Now researchers in Dr. Bodmer’s lab, led by postdoctoral researcher Dr. Li Qian, uncovered a genetic network that controls heart development and function in fruit flies and mice, with additional clues that it might also play a role in human heart health.
In a study published June 20 in the Journal of Cell Biology, the researchers first found a genetic link between Tinman and a protein called Cdc42 in fruit flies. Cdc42 is well known to regulate actin filaments, which act like scaffolding to help cells maintain their shape. Without fully functioning Tinman and Cdc42, the flies’ hearts didn’t beat as regularly and heart muscle fibers weren’t arranged in a parallel, organized fashion like they are in normal flies.

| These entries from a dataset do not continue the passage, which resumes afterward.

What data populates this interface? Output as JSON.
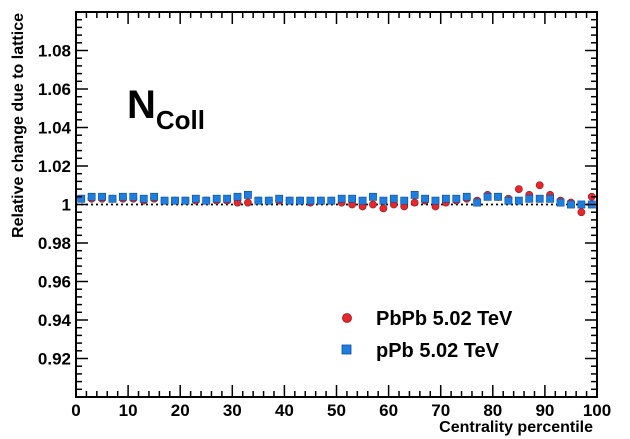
{
  "chart_data": {
    "type": "scatter",
    "title": "",
    "xlabel": "Centrality percentile",
    "ylabel": "Relative change due to lattice",
    "xlim": [
      0,
      100
    ],
    "ylim": [
      0.9,
      1.1
    ],
    "x_ticks": [
      0,
      10,
      20,
      30,
      40,
      50,
      60,
      70,
      80,
      90,
      100
    ],
    "y_ticks": [
      0.92,
      0.94,
      0.96,
      0.98,
      1,
      1.02,
      1.04,
      1.06,
      1.08
    ],
    "x_tick_labels": [
      "0",
      "10",
      "20",
      "30",
      "40",
      "50",
      "60",
      "70",
      "80",
      "90",
      "100"
    ],
    "y_tick_labels": [
      "0.92",
      "0.94",
      "0.96",
      "0.98",
      "1",
      "1.02",
      "1.04",
      "1.06",
      "1.08"
    ],
    "annotation": {
      "main": "N",
      "subscript": "Coll"
    },
    "reference_line": {
      "y": 1.0,
      "style": "dotted"
    },
    "legend_position": "bottom-right",
    "grid": false,
    "series": [
      {
        "name": "PbPb 5.02 TeV",
        "marker": "circle",
        "color": "#e8262b",
        "x": [
          1,
          3,
          5,
          7,
          9,
          11,
          13,
          15,
          17,
          19,
          21,
          23,
          25,
          27,
          29,
          31,
          33,
          35,
          37,
          39,
          41,
          43,
          45,
          47,
          49,
          51,
          53,
          55,
          57,
          59,
          61,
          63,
          65,
          67,
          69,
          71,
          73,
          75,
          77,
          79,
          81,
          83,
          85,
          87,
          89,
          91,
          93,
          95,
          97,
          99
        ],
        "y": [
          1.003,
          1.003,
          1.003,
          1.003,
          1.003,
          1.003,
          1.002,
          1.003,
          1.002,
          1.002,
          1.002,
          1.002,
          1.002,
          1.002,
          1.002,
          1.001,
          1.001,
          1.002,
          1.002,
          1.002,
          1.002,
          1.002,
          1.001,
          1.002,
          1.002,
          1.001,
          1.0,
          0.999,
          1.0,
          0.998,
          1.0,
          0.999,
          1.001,
          1.002,
          0.999,
          1.001,
          1.002,
          1.003,
          1.002,
          1.005,
          1.004,
          1.003,
          1.008,
          1.005,
          1.01,
          1.005,
          1.002,
          1.001,
          0.996,
          1.004
        ]
      },
      {
        "name": "pPb 5.02 TeV",
        "marker": "square",
        "color": "#1e7ee0",
        "x": [
          1,
          3,
          5,
          7,
          9,
          11,
          13,
          15,
          17,
          19,
          21,
          23,
          25,
          27,
          29,
          31,
          33,
          35,
          37,
          39,
          41,
          43,
          45,
          47,
          49,
          51,
          53,
          55,
          57,
          59,
          61,
          63,
          65,
          67,
          69,
          71,
          73,
          75,
          77,
          79,
          81,
          83,
          85,
          87,
          89,
          91,
          93,
          95,
          97,
          99
        ],
        "y": [
          1.003,
          1.004,
          1.004,
          1.003,
          1.004,
          1.004,
          1.003,
          1.004,
          1.002,
          1.002,
          1.002,
          1.003,
          1.002,
          1.003,
          1.003,
          1.004,
          1.005,
          1.002,
          1.002,
          1.003,
          1.002,
          1.002,
          1.002,
          1.002,
          1.002,
          1.003,
          1.003,
          1.002,
          1.004,
          1.002,
          1.003,
          1.002,
          1.005,
          1.003,
          1.002,
          1.003,
          1.003,
          1.004,
          1.001,
          1.004,
          1.004,
          1.002,
          1.002,
          1.003,
          1.003,
          1.003,
          1.001,
          1.0,
          1.0,
          1.0
        ]
      }
    ]
  }
}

But Dr. Bodmer, Dr. Qian, and colleagues didn’t stop with fruit flies—they also wanted to see if Tinman and Cdc42 affect heart development and function in mice. Indeed, they found that mice with reduced Tinman and Cdc42 levels experienced poor heart contraction and rhythm. But, in a final layer of complexity, the team also discovered how Tinman works—it inhibits microRNAs, small strands of genetic material that can influence protein production. More specifically, Tinman impairs one microRNA called miR1, which in turn decreases levels of Cdc42 and another gene. In other words, miR1 serves as the middleman in the interaction between Tinman and Cdc42, and the other genes they regulate.

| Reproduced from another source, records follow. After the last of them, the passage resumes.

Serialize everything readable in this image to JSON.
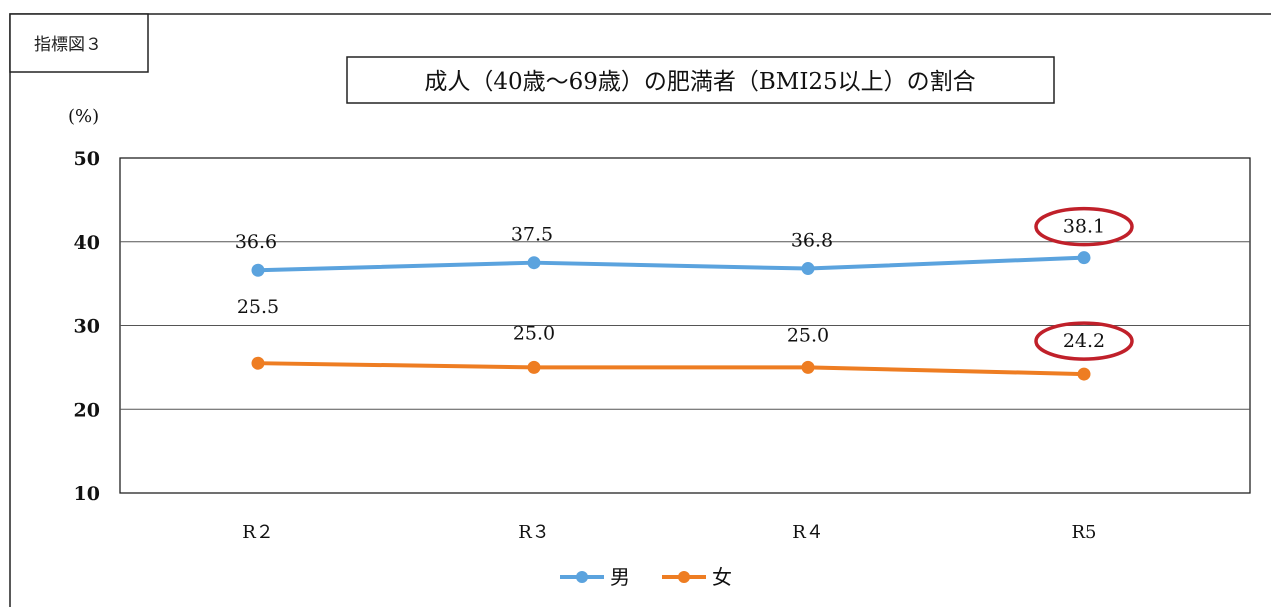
{
  "figure_tag": "指標図３",
  "chart_data": {
    "type": "line",
    "title": "成人（40歳～69歳）の肥満者（BMI25以上）の割合",
    "unit_label": "(%)",
    "xlabel": "",
    "ylabel": "",
    "categories": [
      "R2",
      "R3",
      "R4",
      "R5"
    ],
    "category_labels": [
      "R２",
      "R３",
      "R４",
      "R5"
    ],
    "ylim": [
      10,
      50
    ],
    "yticks": [
      "10",
      "20",
      "30",
      "40",
      "50"
    ],
    "grid": true,
    "legend_position": "bottom",
    "series": [
      {
        "name": "男",
        "values": [
          36.6,
          37.5,
          36.8,
          38.1
        ],
        "labels": [
          "36.6",
          "37.5",
          "36.8",
          "38.1"
        ],
        "color": "#5ba3de"
      },
      {
        "name": "女",
        "values": [
          25.5,
          25.0,
          25.0,
          24.2
        ],
        "labels": [
          "25.5",
          "25.0",
          "25.0",
          "24.2"
        ],
        "color": "#ee7d22"
      }
    ],
    "highlight_color": "#c0202a",
    "highlighted_category": "R5"
  }
}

Finally, to determine how their lab findings might translate into human disease, Dr. Qian and colleagues screened more than 600 heart disease patients to find mutations in the gene that codes for Cdc42. They found one patient with a Cdc42 mutation that was not found in healthy control patients, suggesting that malfunctions in this pathway might impact human health.
“Our next goal is to look for more genes that interact with Tinman or with other factors that we know are important for the heart,” says Dr. Bodmer.